L’automobile, un secteur très mondialisé

Ce secteur est particulièrement touché par la crise du COVID-19. PSA et Renault adoptent donc des stratégies couplées. Peu présents en Amérique, ces constructeurs misent sur le marché européen et émergent. En Chine, ils possèdent les mêmes partenaires industriels (Dongfeng), la même localisation à Wuhan. Mais PSA domine en Asie et s’assure un redéploiement à l’international par une montée en gamme et la création de sa marque DS, tandis que Renault valorise les véhicules low-cost de Dacia et son association avec Nissan montre un positionnement sur les voitures électriques. Certaines marques de pays émergents percent. La Malaisie lance sa marque Proton en 1980 et exporte son premier modèle dans les pays de conduite à gauche en particulier au Royaume-Uni.

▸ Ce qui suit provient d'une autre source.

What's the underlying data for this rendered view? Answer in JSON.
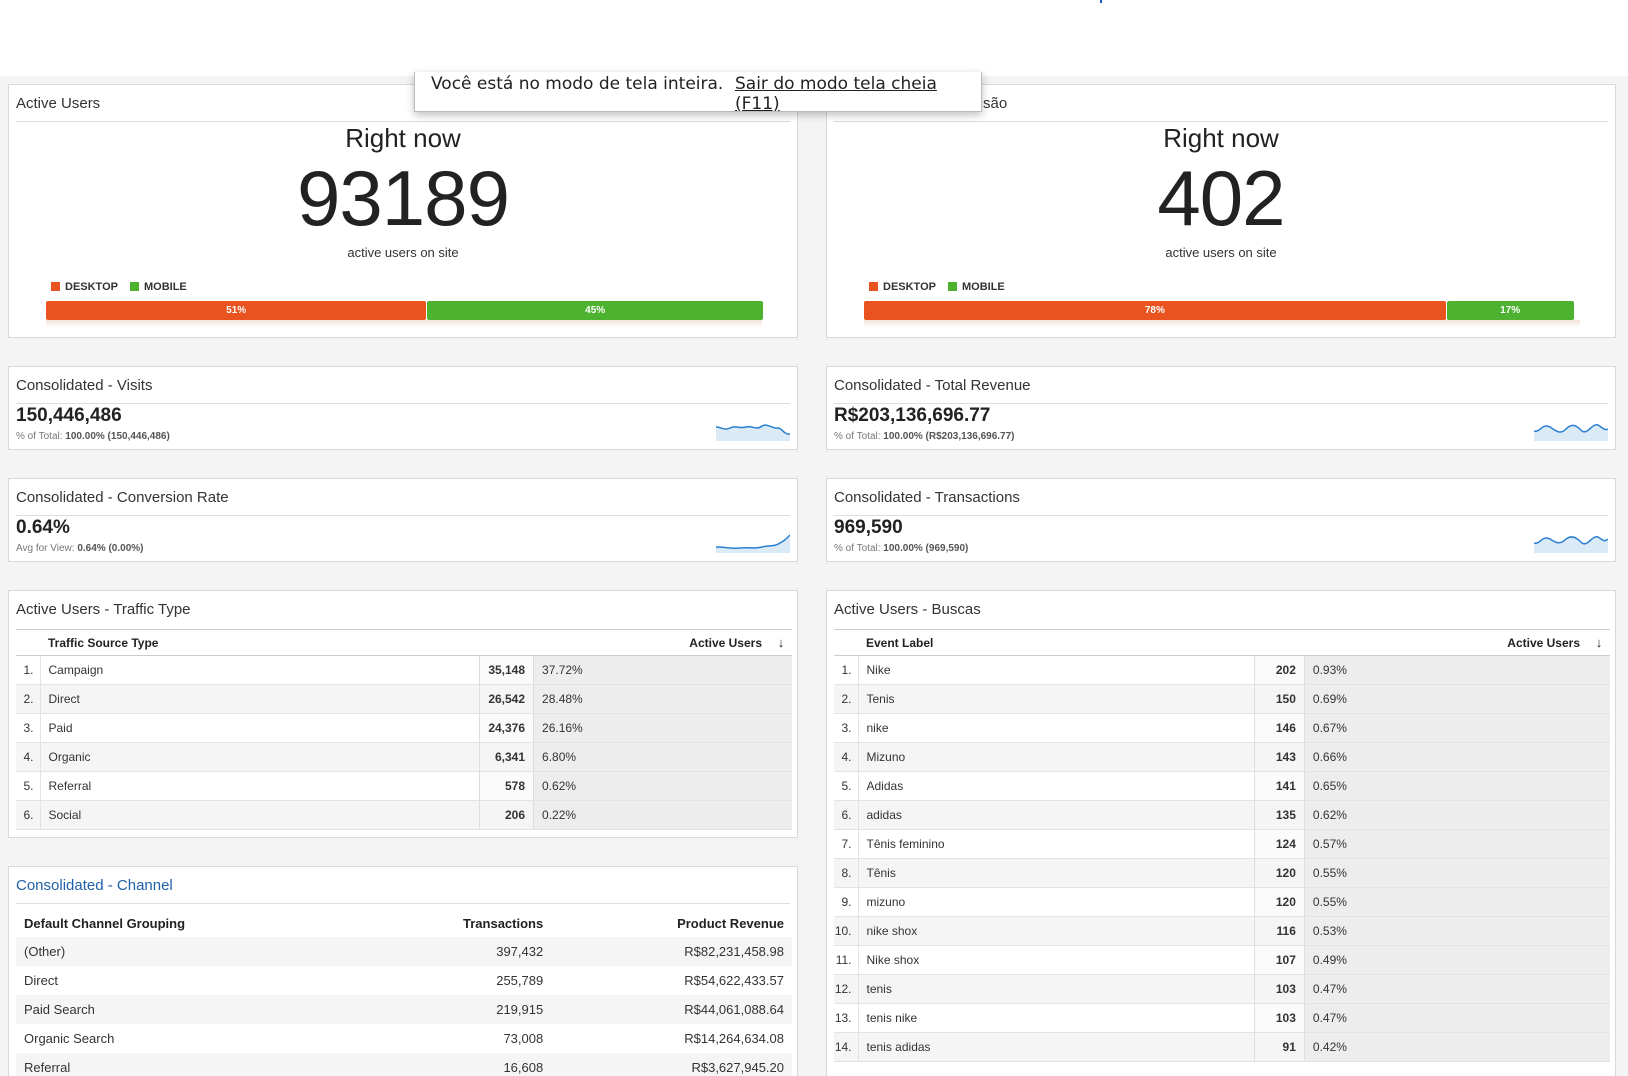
{
  "fullscreen_notice": {
    "message": "Você está no modo de tela inteira.",
    "exit_link": "Sair do modo tela cheia (F11)"
  },
  "realtime_left": {
    "title": "Active Users",
    "heading": "Right now",
    "count": "93189",
    "caption": "active users on site",
    "legend_desktop": "DESKTOP",
    "legend_mobile": "MOBILE",
    "desktop_pct": "51%",
    "mobile_pct": "45%",
    "desktop_share": 0.51,
    "mobile_share": 0.45
  },
  "realtime_right": {
    "title_visible_fragment": "são",
    "heading": "Right now",
    "count": "402",
    "caption": "active users on site",
    "legend_desktop": "DESKTOP",
    "legend_mobile": "MOBILE",
    "desktop_pct": "78%",
    "mobile_pct": "17%",
    "desktop_share": 0.78,
    "mobile_share": 0.17
  },
  "colors": {
    "desktop": "#e8531f",
    "mobile": "#4cb22f",
    "link": "#2160a8",
    "sparkline": "#2a7fd0"
  },
  "metrics": {
    "visits": {
      "title": "Consolidated - Visits",
      "value": "150,446,486",
      "sub_label": "% of Total:",
      "sub_value": "100.00% (150,446,486)"
    },
    "revenue": {
      "title": "Consolidated - Total Revenue",
      "value": "R$203,136,696.77",
      "sub_label": "% of Total:",
      "sub_value": "100.00% (R$203,136,696.77)"
    },
    "conversion": {
      "title": "Consolidated - Conversion Rate",
      "value": "0.64%",
      "sub_label": "Avg for View:",
      "sub_value": "0.64% (0.00%)"
    },
    "transactions": {
      "title": "Consolidated - Transactions",
      "value": "969,590",
      "sub_label": "% of Total:",
      "sub_value": "100.00% (969,590)"
    }
  },
  "traffic_type": {
    "title": "Active Users - Traffic Type",
    "col_dimension": "Traffic Source Type",
    "col_metric": "Active Users",
    "sort_icon": "arrow-down-icon",
    "rows": [
      {
        "idx": "1.",
        "label": "Campaign",
        "value": "35,148",
        "pct": "37.72%"
      },
      {
        "idx": "2.",
        "label": "Direct",
        "value": "26,542",
        "pct": "28.48%"
      },
      {
        "idx": "3.",
        "label": "Paid",
        "value": "24,376",
        "pct": "26.16%"
      },
      {
        "idx": "4.",
        "label": "Organic",
        "value": "6,341",
        "pct": "6.80%"
      },
      {
        "idx": "5.",
        "label": "Referral",
        "value": "578",
        "pct": "0.62%"
      },
      {
        "idx": "6.",
        "label": "Social",
        "value": "206",
        "pct": "0.22%"
      }
    ]
  },
  "buscas": {
    "title": "Active Users - Buscas",
    "col_dimension": "Event Label",
    "col_metric": "Active Users",
    "sort_icon": "arrow-down-icon",
    "rows": [
      {
        "idx": "1.",
        "label": "Nike",
        "value": "202",
        "pct": "0.93%"
      },
      {
        "idx": "2.",
        "label": "Tenis",
        "value": "150",
        "pct": "0.69%"
      },
      {
        "idx": "3.",
        "label": "nike",
        "value": "146",
        "pct": "0.67%"
      },
      {
        "idx": "4.",
        "label": "Mizuno",
        "value": "143",
        "pct": "0.66%"
      },
      {
        "idx": "5.",
        "label": "Adidas",
        "value": "141",
        "pct": "0.65%"
      },
      {
        "idx": "6.",
        "label": "adidas",
        "value": "135",
        "pct": "0.62%"
      },
      {
        "idx": "7.",
        "label": "Tênis feminino",
        "value": "124",
        "pct": "0.57%"
      },
      {
        "idx": "8.",
        "label": "Tênis",
        "value": "120",
        "pct": "0.55%"
      },
      {
        "idx": "9.",
        "label": "mizuno",
        "value": "120",
        "pct": "0.55%"
      },
      {
        "idx": "10.",
        "label": "nike shox",
        "value": "116",
        "pct": "0.53%"
      },
      {
        "idx": "11.",
        "label": "Nike shox",
        "value": "107",
        "pct": "0.49%"
      },
      {
        "idx": "12.",
        "label": "tenis",
        "value": "103",
        "pct": "0.47%"
      },
      {
        "idx": "13.",
        "label": "tenis nike",
        "value": "103",
        "pct": "0.47%"
      },
      {
        "idx": "14.",
        "label": "tenis adidas",
        "value": "91",
        "pct": "0.42%"
      }
    ]
  },
  "channel": {
    "title": "Consolidated - Channel",
    "col_dimension": "Default Channel Grouping",
    "col_transactions": "Transactions",
    "col_revenue": "Product Revenue",
    "rows": [
      {
        "label": "(Other)",
        "transactions": "397,432",
        "revenue": "R$82,231,458.98"
      },
      {
        "label": "Direct",
        "transactions": "255,789",
        "revenue": "R$54,622,433.57"
      },
      {
        "label": "Paid Search",
        "transactions": "219,915",
        "revenue": "R$44,061,088.64"
      },
      {
        "label": "Organic Search",
        "transactions": "73,008",
        "revenue": "R$14,264,634.08"
      },
      {
        "label": "Referral",
        "transactions": "16,608",
        "revenue": "R$3,627,945.20"
      }
    ]
  }
}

Le tourisme mondialisé face à l’épidémie de COVID-19

En 25 ans, le nombre de touristes internationaux a été multiplié par trois, à un rythme plus rapide que prévu. Cette croissance fulgurante confirme l’importance de ce secteur pour l’économie mondiale (300 millions emplois) et pour le développement économique des pays d’accueil. En 2019, le Moyen-Orient a connu la plus forte croissance. L’Europe reste la destination privilégiée avec 743 millions de touristes, la France dépasse à elle seule 91 millions de visiteurs (8 % de son PIB). Depuis une vingtaine d’année, on assiste à une diversification des pratiques et de l’offre touristique qui incorpore des lieux insolites aux marges de l’œkoumène tels que les déserts ou les régions polaires. La touristification du monde entraîne des aménagements, sources de conflits d’usage et de problèmes environnementaux. La crise sanitaire qui a fait annuler de grands événements comme les jeux olympiques à Tokyo et l’exposition universelle à Dubaï présage de grandes pertes pour l’économie mondiale que le tourisme local ne peut suffire à combler.

Paris : une ville globale comme une autre ?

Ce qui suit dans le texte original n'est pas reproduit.